Notice that none of these are about “choosing the right pillars” or “finding your brand voice.” Those are real concerns, but they belong upstream – solved before you batch anything. The edge cases above are what actually breaks production runs.
FAQ
Do I need to use the Batch API, or can I just loop the regular API?
You can loop, but you’ll pay double and hit rate limits faster. The Batch API uses a separate rate-limit pool and is half the cost. The only reason to loop the synchronous API is when you genuinely need each result in real time.
How many pieces of content is “too many” for one ChatGPT conversation?
Around 10-15 outputs is where most people start noticing drift in tone, structure, or hook patterns. It’s not a hard cliff – it scales with how detailed your initial instructions were and how much context the model is carrying. If you’re past 20 pieces and they all need to feel uniform, switch to spreadsheet-batch. The drift cost outweighs the convenience.
Can I batch images and video the same way?

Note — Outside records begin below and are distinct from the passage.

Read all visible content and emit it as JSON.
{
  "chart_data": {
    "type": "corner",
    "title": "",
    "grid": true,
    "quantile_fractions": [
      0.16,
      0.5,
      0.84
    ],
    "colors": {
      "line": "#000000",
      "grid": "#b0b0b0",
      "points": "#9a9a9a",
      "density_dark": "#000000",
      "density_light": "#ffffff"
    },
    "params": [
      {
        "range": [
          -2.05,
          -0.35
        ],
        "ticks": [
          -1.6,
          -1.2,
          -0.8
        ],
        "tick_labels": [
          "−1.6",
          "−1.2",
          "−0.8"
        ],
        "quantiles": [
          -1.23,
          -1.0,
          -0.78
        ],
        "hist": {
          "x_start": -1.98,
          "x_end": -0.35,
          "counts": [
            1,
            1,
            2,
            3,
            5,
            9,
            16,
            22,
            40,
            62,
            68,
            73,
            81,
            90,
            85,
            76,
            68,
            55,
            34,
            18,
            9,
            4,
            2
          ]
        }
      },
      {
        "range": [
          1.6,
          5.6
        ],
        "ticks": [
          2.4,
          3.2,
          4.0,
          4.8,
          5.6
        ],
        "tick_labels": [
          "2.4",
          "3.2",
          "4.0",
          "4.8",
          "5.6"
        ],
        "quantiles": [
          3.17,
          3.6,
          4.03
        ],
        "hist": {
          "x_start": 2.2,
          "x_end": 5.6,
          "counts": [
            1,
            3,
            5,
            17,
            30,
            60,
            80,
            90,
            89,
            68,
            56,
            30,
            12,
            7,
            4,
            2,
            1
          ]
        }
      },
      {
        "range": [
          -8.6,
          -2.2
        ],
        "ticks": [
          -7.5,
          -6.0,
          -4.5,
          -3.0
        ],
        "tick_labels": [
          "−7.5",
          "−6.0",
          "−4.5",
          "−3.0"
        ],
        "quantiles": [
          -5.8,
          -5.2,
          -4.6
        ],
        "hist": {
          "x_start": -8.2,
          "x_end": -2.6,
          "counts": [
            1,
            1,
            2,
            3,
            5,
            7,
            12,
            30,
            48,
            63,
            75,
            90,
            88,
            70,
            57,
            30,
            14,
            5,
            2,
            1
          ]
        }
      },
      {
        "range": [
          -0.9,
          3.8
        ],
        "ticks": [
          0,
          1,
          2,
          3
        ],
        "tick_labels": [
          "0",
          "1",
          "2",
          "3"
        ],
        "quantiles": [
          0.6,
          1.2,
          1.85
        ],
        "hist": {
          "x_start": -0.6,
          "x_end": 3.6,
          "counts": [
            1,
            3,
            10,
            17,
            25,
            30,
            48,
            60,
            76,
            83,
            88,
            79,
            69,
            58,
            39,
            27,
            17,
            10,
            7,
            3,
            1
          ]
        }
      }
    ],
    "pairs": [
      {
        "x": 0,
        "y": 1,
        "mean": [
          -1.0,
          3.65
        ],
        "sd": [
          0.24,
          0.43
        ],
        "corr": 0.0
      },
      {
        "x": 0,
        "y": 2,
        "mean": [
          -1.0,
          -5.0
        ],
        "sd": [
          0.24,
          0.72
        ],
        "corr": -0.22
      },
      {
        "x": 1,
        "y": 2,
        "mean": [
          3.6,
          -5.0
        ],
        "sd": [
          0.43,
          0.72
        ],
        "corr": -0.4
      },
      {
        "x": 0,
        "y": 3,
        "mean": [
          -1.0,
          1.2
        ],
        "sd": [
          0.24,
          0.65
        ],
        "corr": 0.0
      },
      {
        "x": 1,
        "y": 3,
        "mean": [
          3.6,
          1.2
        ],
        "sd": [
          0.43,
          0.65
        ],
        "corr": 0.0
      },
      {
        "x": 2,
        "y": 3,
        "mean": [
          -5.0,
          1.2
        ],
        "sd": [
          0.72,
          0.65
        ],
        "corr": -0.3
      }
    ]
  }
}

Yes, with one caveat. Image and video batches use the same input-file pattern, but visual consistency is harder to enforce than text consistency – same prompt produces different framings, lighting, character details. The standard fix is to lock a seed value or use a reference image input on every row, then accept that 10-20% of outputs will need regeneration. For text, your reject rate should be under 5% if your prompt template is solid.
Your next move
Pick one content type you produce repeatedly – product descriptions, weekly newsletter intros, FAQ answers, ad headline variants. Build a 5-column input sheet for it tonight. Write one prompt template. Run 10 rows through ChatGPT manually first. If those 10 read consistent, you’re ready to scale that exact template to 500 with the Batch API tomorrow.